I see some resemblance to local vs global maxima problem in mathematics, i.e., what seems like a maximum value (of a given function) is really is just a (much) smaller value compared to the true maximum value. This is really a result of not having a “bird’s-eye view” of the function (i.e., see the big picture). We only can estimate what it really is, like searching in the dark. This is how I feel about our tendency to be afraid of change, any change. We are stuck in the local maxima of the “function of life”. If we had the ability to zoom out and see all the possible values of this complex function, I think we would discover that we really need diversity to reach its global maxima.

To strengthen my point, I think it is useful to look at a domain such as Engineering. To me, this is a great example of how diversity can be used to build larger and bigger things. We designed systems that are capable of doing incredible things. We devised complex theories and have shown that by combining a mixture of very diverse techniques and methodologies facilitates a path to amazing things. Our system designs are based on many different ideas, programming languages, instructions, machine commands and finally bits. Researchers and engineers are constantly looking for inspiration, ideas from different domains, as well as finding ways to connect many different components which make for a more robust system. I know that perhaps this generalization can be interpreted to mean something completely different. For example, we always try to harmonise the components to make sure they work as one, but the point really is that as engineers (and designers) we really are not afraid to bring in new diverse components, while when it comes to our personal life, diversity can sometimes be misinterpreted as an unwanted thing.

While building systems, as engineers we think of the “big picture”: finding ways for different components to work together to make a better system, as people, outside engineering, we tend to be happy with the “local maxima”. In other words, as designers and engineers we embrace and even seek diversity, however, collectively as humanity we seem to be afraid of it or challenge its benefits.

Granted, things are gradually changing.
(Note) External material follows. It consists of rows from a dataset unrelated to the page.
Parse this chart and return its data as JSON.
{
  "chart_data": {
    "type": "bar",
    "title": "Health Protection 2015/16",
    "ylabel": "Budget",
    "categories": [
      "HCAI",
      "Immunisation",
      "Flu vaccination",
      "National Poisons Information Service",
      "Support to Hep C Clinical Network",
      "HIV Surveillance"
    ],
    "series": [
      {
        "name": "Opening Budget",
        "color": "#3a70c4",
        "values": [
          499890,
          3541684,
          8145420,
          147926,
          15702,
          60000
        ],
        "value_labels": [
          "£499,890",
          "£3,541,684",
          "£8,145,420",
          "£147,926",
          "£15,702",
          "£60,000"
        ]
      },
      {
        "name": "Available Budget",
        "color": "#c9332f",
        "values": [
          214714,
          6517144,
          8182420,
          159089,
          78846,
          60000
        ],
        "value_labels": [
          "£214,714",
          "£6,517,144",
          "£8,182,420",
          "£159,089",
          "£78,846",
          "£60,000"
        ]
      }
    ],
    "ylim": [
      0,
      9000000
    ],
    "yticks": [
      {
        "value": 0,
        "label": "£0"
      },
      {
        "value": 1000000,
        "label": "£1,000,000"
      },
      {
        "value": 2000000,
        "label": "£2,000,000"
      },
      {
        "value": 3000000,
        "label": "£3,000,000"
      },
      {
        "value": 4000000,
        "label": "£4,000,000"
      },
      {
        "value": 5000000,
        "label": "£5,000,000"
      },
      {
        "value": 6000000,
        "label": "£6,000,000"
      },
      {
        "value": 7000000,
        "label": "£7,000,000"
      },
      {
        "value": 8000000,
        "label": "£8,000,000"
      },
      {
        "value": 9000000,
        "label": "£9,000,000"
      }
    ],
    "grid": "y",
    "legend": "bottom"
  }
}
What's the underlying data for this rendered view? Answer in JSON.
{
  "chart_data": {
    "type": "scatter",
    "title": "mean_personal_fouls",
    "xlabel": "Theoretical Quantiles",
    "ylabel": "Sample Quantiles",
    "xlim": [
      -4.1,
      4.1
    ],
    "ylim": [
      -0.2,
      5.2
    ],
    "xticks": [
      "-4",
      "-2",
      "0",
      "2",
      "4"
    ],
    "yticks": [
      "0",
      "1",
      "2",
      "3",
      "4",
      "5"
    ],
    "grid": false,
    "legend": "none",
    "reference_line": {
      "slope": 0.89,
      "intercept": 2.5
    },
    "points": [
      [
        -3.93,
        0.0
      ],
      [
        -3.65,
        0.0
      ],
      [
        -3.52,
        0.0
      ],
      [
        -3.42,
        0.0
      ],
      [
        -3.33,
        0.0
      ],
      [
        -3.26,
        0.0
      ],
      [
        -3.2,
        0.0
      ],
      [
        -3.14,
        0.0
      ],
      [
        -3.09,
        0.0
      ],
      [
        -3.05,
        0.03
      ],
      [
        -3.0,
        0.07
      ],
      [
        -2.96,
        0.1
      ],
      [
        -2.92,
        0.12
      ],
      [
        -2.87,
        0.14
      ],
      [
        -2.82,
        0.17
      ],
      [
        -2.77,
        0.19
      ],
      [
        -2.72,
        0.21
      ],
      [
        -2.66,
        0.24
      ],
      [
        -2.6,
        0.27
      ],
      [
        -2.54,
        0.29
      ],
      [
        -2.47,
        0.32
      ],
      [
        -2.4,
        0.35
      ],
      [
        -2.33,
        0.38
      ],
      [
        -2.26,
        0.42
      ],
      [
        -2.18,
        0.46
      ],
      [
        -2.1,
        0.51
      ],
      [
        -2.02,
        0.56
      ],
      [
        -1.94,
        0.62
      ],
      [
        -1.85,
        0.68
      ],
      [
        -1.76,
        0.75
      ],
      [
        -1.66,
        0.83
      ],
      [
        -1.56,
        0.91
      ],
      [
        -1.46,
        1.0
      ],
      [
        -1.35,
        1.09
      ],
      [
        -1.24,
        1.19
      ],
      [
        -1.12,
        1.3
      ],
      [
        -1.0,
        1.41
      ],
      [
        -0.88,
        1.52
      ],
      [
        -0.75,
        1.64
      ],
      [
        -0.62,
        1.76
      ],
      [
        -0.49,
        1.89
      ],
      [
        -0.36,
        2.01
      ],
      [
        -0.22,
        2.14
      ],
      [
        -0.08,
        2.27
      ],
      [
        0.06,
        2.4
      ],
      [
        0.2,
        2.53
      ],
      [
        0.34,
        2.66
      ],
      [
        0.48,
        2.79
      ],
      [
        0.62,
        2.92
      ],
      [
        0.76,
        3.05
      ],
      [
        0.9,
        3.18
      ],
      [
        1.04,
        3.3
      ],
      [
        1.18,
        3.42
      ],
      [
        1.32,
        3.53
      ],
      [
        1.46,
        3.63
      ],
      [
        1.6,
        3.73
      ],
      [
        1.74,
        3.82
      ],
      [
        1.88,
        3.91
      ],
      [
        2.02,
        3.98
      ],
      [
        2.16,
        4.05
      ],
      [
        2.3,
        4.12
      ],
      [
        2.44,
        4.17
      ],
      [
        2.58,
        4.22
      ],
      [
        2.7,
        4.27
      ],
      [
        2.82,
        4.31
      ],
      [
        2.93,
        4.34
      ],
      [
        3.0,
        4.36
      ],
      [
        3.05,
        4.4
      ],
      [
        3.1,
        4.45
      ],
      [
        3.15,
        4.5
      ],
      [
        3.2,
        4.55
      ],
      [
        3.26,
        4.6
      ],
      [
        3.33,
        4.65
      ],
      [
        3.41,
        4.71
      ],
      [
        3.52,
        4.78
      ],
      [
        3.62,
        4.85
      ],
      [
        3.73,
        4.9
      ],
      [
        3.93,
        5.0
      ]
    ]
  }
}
We notice the workplaces start to encourage diversity, also diversity is more often spoken about and students are motivated to write essays about it. Like this one. Nevertheless, to me, it seems that we already failed the “diversity test” once we feel that we need to motivate diversity. My argument here is that in many domains diversity is not encouraged it’s the expected norm; it’s hidden and not obvious and that what makes it so powerful. We shouldn’t forget that, after all, diversity is a yet another label we humans invented alongside many other labels. These make our life easier: We can blame, glorify, worship and cherish things that are well defined, concepts that are visible and understood to us. Yet there is a great power in the unknown and combining different ideas, people and verity of other things tend to work out well collectively.

In summary, I think by limiting diversity (in anything) we limit progress, any positive progress. It is hard to fight our inherent feelings and perspectives that were formed by our experiences as we grow, but we can always be aware of their limitation and use heuristics to improve ourselves and the processes we manage. As a rule, if you are building something that lacks diversity, you are probably doing it wrong. If you are part of the team of people who are very similar to each other, you are at a risk of stalling your progress. All rules/habits have “exceptions”, learning from those that challenge our conventional thinking is what diversity is all about.